As I discuss in “Eval-Driven Development,” AI workflows are deceptively easy to prototype but extremely difficult to get working reliably. This is the core problem everyone in the AI industry is trying to solve—and the reason the role of “AI engineer” has emerged.

Building Reliable Agents

Through my experience, I’ve identified five core strategies AI engineers can use to develop more reliable AI agents:

1. Prompt Tuning

This involves experimenting with different prompt engineering techniques—varying context, modifying instructions, and tailoring inputs to specific models. Retrieval-augmented generation (RAG) can also be used to incorporate relevant context dynamically before prompting.

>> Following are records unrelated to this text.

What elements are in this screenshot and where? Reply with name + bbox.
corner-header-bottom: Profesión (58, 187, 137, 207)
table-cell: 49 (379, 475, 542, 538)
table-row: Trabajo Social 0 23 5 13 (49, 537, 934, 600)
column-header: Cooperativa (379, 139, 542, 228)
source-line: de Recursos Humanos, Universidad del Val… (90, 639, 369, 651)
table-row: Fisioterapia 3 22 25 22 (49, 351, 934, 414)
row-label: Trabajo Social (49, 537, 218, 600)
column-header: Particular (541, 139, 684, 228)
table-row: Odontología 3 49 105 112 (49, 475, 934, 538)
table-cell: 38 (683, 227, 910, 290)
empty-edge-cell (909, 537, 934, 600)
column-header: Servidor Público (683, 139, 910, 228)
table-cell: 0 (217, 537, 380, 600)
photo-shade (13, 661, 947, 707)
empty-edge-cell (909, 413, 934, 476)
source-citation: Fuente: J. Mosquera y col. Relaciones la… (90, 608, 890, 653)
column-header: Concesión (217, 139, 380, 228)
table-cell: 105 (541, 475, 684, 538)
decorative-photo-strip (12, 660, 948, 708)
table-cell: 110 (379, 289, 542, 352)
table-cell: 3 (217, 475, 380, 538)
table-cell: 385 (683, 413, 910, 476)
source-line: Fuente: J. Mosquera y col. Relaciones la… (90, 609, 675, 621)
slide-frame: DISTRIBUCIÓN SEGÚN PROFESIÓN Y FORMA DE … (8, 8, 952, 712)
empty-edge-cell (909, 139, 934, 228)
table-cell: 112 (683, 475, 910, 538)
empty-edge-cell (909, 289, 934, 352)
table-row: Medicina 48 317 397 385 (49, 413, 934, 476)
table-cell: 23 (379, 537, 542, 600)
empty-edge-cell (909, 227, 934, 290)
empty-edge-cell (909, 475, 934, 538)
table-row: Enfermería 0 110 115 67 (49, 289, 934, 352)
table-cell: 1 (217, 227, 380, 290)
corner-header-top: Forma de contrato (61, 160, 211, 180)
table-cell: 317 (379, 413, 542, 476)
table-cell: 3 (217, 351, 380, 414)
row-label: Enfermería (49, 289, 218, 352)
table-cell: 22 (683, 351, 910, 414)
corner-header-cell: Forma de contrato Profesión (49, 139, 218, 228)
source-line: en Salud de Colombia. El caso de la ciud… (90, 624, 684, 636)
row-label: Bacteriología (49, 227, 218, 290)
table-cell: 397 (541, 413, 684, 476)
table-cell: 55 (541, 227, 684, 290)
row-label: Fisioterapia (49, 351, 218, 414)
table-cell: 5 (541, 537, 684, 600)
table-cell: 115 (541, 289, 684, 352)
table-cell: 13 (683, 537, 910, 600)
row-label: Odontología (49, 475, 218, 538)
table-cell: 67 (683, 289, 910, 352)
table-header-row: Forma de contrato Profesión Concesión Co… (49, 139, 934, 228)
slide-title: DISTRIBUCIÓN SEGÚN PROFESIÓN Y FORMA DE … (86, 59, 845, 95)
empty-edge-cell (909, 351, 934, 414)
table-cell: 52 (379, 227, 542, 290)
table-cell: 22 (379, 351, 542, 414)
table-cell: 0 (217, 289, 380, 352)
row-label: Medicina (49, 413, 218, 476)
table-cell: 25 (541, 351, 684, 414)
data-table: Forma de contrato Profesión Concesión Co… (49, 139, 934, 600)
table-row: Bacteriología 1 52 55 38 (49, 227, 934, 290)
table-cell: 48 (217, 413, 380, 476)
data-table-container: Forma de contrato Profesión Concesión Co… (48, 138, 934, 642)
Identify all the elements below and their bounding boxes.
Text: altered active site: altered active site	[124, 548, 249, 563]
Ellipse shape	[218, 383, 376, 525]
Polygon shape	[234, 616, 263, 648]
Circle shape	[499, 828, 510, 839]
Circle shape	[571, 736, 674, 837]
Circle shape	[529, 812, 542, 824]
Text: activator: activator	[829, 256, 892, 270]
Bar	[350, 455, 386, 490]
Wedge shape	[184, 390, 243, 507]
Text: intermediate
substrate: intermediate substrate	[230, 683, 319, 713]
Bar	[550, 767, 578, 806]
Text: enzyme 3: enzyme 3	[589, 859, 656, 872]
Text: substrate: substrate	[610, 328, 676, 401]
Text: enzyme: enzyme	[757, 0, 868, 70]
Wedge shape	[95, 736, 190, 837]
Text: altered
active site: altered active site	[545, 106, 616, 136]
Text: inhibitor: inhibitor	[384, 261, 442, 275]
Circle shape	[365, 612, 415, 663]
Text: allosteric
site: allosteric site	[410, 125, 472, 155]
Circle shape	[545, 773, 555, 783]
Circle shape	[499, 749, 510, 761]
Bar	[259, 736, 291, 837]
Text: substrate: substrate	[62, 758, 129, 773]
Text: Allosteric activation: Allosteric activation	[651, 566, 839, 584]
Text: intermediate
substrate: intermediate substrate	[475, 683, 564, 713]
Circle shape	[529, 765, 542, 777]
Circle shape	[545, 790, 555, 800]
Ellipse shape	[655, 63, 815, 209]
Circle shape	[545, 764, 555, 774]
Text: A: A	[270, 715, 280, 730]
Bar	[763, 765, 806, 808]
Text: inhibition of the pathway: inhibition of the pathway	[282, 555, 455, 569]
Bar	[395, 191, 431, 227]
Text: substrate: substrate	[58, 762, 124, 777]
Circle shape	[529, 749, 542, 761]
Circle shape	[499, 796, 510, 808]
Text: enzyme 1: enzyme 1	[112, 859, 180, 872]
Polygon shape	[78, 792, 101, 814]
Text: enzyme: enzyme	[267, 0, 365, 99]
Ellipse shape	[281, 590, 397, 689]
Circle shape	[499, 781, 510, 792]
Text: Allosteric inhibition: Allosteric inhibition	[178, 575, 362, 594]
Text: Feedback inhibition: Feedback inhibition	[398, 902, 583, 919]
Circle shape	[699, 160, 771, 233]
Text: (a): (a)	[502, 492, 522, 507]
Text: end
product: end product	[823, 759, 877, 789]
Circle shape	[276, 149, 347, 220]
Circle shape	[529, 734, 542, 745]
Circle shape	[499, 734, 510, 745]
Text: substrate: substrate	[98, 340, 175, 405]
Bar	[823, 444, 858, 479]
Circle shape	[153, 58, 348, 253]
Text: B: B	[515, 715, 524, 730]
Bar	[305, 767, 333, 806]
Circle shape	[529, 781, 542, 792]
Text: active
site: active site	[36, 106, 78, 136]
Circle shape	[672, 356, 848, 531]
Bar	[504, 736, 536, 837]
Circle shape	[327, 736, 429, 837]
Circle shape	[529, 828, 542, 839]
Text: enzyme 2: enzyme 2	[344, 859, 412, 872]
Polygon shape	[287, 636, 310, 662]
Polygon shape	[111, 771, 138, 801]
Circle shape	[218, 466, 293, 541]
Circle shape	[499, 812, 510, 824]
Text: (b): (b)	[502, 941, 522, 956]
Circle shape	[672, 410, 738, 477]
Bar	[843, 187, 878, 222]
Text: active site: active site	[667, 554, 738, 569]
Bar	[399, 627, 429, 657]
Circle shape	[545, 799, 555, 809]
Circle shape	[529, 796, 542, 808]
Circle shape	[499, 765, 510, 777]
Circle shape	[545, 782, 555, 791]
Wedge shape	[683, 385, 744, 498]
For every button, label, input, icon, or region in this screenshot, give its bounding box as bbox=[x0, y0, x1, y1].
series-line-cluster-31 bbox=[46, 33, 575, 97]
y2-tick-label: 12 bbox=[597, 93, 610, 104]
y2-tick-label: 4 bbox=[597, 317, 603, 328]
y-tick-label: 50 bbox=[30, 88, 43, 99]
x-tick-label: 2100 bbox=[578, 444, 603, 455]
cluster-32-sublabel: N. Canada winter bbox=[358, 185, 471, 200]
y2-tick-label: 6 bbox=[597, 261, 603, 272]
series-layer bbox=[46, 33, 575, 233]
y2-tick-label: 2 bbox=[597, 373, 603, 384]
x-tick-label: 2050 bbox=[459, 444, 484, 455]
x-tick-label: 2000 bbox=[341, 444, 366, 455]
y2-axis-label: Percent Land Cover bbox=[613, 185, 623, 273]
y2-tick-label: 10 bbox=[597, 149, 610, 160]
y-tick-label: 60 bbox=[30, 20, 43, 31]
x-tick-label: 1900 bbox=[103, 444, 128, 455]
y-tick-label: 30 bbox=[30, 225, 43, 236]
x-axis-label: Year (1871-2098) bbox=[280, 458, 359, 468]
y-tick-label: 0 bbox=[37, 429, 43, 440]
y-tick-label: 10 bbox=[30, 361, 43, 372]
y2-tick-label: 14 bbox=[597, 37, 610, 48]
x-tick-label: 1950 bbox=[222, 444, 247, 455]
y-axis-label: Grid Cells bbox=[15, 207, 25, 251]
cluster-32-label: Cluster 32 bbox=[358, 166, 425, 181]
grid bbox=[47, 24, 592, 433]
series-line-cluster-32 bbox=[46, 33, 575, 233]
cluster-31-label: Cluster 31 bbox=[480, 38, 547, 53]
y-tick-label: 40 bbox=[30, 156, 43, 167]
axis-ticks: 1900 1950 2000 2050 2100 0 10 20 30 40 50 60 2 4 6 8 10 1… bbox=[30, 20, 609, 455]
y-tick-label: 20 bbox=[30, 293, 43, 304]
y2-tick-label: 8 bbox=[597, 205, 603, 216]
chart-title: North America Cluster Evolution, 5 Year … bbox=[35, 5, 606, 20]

2. Validation and Guardrails

This step ensures that an LLM’s response is appropriate before it’s returned to a user. If an output doesn’t meet predefined criteria, the system should retry or apply corrections. Guardrails can filter out hallucinations, enforce formatting rules, and improve safety.

3. Evaluations (Evals)

Evaluations are the most critical yet difficult part of building AI agents. Determining whether an AI output is “correct” is an open-ended problem that often requires a combination of human review, automated verification, and LLM self-checking. There’s ongoing research into improving LLM evaluations, but it remains an unsolved challenge in the field and will like be for years to come.

4. Use Domain Expertise

Learning an LLM’s behavior for your domain and tailoring solutions are a deviation from typical software engineering or machine learning research principles—where we strive for generality—yet one that seems necessary with AI. Adding domain-specific business logic or prompt rules can help you eek out more reliability from your LLMs.

5. Fine-Tuning

Everybody knows about fine-tuning, but it’s costly to get right and requires complex workflows to make continuous improvements. The first four points can typically be done more cheaply and quickly to tune performance.

Conclusion

Building AI agents that can operate reliably in production isn’t just about better tooling or more compute power—it requires slightly more than a surface level understanding of what an LLM is doing, a willing to experiment and fail, and a deep understanding of how LLMs behave in your domain. By focusing on structured development approaches and mitigating the inherent randomness of LLMs, we can move toward AI systems that are not just promising in theory but genuinely useful in practice.